Power Back On After Huge Outage Western Heat, Sagging Lines, High Demand Share The Blame

Associated Press

Soaring temperatures, sagging power lines and unusually high demand for electricity shared the blame Sunday for an outage that cut power to 4 million customers across the West, one of the most severe in U.S. history.

In all, nine states from Oregon to Southern California and as far east as Texas had to deal with outages that began Saturday afternoon, turning traffic lights and movie screens dark and shutting down amusement park rides. Even parts of Mexico were affected, and the problems weren’t resolved until early Sunday.

The second major outage to hit the West in six weeks was a “cascading event,” said Dulcy Mahar of the Bonneville Power Administration in Portland. “You have a trigger incident and other things happen.”

Officials at the Western System Coordinating Council, an industry group of 88 Western power companies and marketers, confirmed the outage began in the Pacific Northwest but said they still are investigating exactly what happened.

Mahar said problems began at 2 p.m. Saturday, about two hours before widespread outages became evident.
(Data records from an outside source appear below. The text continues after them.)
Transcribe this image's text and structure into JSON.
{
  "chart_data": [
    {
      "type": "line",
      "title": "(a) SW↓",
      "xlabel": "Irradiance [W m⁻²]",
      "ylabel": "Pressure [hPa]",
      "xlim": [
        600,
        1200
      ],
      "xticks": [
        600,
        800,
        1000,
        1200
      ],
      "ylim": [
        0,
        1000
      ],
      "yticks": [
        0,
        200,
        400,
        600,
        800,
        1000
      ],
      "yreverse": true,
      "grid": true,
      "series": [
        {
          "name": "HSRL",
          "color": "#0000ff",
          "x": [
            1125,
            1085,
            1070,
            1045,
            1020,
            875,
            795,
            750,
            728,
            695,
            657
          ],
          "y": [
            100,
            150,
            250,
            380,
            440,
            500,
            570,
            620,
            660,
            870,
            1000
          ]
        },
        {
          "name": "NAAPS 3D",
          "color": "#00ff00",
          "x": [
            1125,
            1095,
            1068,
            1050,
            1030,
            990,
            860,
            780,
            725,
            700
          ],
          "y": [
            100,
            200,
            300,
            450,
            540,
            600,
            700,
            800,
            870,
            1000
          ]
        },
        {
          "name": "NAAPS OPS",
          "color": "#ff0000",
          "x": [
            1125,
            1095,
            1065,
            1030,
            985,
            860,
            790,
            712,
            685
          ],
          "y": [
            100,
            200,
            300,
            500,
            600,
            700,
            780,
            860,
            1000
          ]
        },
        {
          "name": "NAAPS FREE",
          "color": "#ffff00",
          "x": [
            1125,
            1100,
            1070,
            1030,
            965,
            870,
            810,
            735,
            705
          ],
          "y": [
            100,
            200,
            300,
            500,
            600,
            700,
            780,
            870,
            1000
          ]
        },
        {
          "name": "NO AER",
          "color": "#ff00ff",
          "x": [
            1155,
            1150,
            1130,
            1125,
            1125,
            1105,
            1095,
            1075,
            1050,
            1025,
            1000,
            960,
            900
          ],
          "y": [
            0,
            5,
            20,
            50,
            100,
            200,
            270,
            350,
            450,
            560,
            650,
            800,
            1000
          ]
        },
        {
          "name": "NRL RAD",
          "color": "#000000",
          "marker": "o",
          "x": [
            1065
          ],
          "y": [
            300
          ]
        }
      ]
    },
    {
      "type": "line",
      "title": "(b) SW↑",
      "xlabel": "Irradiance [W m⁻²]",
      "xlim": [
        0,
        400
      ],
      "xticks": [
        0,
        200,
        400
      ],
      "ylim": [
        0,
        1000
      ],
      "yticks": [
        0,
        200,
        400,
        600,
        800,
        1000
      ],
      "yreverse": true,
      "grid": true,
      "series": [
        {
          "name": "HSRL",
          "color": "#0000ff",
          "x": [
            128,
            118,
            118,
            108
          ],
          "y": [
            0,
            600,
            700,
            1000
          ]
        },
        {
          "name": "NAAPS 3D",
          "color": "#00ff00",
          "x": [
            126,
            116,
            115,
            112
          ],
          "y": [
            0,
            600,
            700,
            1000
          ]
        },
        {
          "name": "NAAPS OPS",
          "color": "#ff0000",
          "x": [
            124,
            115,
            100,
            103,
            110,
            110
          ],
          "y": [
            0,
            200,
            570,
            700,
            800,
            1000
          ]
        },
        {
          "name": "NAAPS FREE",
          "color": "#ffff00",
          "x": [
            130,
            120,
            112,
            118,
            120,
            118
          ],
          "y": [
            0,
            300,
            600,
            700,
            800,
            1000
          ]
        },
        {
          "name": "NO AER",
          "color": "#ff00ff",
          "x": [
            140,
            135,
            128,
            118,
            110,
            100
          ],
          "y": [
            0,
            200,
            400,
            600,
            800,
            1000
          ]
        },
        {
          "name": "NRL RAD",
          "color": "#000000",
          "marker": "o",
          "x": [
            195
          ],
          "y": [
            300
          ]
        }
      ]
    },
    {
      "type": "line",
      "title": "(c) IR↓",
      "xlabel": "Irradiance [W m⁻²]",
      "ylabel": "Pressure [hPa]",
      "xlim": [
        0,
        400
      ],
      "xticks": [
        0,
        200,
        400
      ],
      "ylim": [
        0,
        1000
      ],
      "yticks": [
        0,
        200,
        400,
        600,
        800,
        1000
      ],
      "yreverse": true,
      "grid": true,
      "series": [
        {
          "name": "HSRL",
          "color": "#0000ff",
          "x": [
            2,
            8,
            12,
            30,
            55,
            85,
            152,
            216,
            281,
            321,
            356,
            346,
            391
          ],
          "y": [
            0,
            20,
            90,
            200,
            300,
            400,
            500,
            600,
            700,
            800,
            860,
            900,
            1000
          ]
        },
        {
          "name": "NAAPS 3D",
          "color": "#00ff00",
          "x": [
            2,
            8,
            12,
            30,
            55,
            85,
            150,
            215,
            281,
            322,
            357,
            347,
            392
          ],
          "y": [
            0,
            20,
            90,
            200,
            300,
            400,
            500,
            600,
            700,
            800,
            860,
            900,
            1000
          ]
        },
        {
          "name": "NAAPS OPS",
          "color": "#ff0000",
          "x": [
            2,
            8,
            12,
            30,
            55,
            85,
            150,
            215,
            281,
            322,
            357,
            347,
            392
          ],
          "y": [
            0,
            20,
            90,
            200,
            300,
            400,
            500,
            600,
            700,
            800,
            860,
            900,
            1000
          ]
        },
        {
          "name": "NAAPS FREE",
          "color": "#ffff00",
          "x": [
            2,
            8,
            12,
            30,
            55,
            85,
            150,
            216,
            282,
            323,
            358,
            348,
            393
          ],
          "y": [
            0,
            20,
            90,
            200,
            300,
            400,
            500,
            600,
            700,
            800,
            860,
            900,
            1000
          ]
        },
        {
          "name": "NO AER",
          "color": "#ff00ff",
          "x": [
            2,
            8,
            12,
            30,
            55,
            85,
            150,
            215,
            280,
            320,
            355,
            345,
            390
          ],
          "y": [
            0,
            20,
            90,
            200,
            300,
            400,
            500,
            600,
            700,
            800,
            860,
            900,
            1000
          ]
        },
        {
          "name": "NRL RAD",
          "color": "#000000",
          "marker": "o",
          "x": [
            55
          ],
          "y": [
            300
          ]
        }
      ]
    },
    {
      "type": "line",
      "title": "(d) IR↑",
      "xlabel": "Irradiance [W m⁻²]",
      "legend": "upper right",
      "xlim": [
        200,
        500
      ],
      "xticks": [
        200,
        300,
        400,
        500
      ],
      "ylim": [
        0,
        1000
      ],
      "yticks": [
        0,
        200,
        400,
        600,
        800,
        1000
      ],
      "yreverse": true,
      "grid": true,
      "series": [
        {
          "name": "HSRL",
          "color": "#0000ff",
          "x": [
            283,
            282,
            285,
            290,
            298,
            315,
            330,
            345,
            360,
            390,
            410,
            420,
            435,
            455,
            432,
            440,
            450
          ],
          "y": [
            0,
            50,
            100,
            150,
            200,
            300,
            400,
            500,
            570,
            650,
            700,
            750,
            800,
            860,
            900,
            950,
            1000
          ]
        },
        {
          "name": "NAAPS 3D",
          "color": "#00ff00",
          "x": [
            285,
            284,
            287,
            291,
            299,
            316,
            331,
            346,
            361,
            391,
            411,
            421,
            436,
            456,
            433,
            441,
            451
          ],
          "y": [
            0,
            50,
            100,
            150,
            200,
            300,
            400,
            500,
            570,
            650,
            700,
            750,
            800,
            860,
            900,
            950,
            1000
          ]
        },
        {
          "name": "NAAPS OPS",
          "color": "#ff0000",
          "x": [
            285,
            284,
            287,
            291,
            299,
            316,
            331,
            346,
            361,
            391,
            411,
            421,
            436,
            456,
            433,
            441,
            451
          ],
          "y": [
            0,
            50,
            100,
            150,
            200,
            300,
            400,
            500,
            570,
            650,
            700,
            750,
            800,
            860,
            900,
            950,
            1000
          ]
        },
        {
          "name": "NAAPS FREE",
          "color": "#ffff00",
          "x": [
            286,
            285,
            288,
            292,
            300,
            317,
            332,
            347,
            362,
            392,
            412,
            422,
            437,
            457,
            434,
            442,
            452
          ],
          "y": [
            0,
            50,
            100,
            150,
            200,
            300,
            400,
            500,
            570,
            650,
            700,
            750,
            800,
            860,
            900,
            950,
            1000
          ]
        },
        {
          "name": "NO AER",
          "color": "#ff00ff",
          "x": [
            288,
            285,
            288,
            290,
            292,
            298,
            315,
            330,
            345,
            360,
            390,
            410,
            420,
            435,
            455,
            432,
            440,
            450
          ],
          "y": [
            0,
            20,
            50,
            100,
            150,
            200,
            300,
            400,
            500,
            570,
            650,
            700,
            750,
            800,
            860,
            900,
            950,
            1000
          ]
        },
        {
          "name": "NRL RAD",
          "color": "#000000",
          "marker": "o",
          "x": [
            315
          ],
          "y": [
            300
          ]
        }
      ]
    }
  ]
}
Temperatures in the 90s in parts of Oregon and Washington wilted power lines, some of which sagged into trees and shut themselves off. The result was fewer lines carrying an unusually high load of electricity, weakening the Pacific Northwest’s power grid.

Although power was restored to most if not all customers by early Sunday, there were lingering problems.

Los Angeles County senior lifeguard Chuck Moore said a 10-mile stretch of beach was closed because of a 6 million-gallon sewage release from the nearby Hyperion Treatment Plant. The problems were caused by the power failure.

County health officials are testing the water and are to report their results today, Moore said. Until the water is deemed safe, posted signs will warn beach-goers to stay out of the water.

At Disneyland, some visitors were evacuated from the park’s rollercoaster rides, such as Space Mountain, Big Thunder Mountain and the Matterhorn.

“We had regular power resume almost instantaneously,” park spokesman Joe Aguirre said. “But it caused certain attractions that use computers and such to shut down.”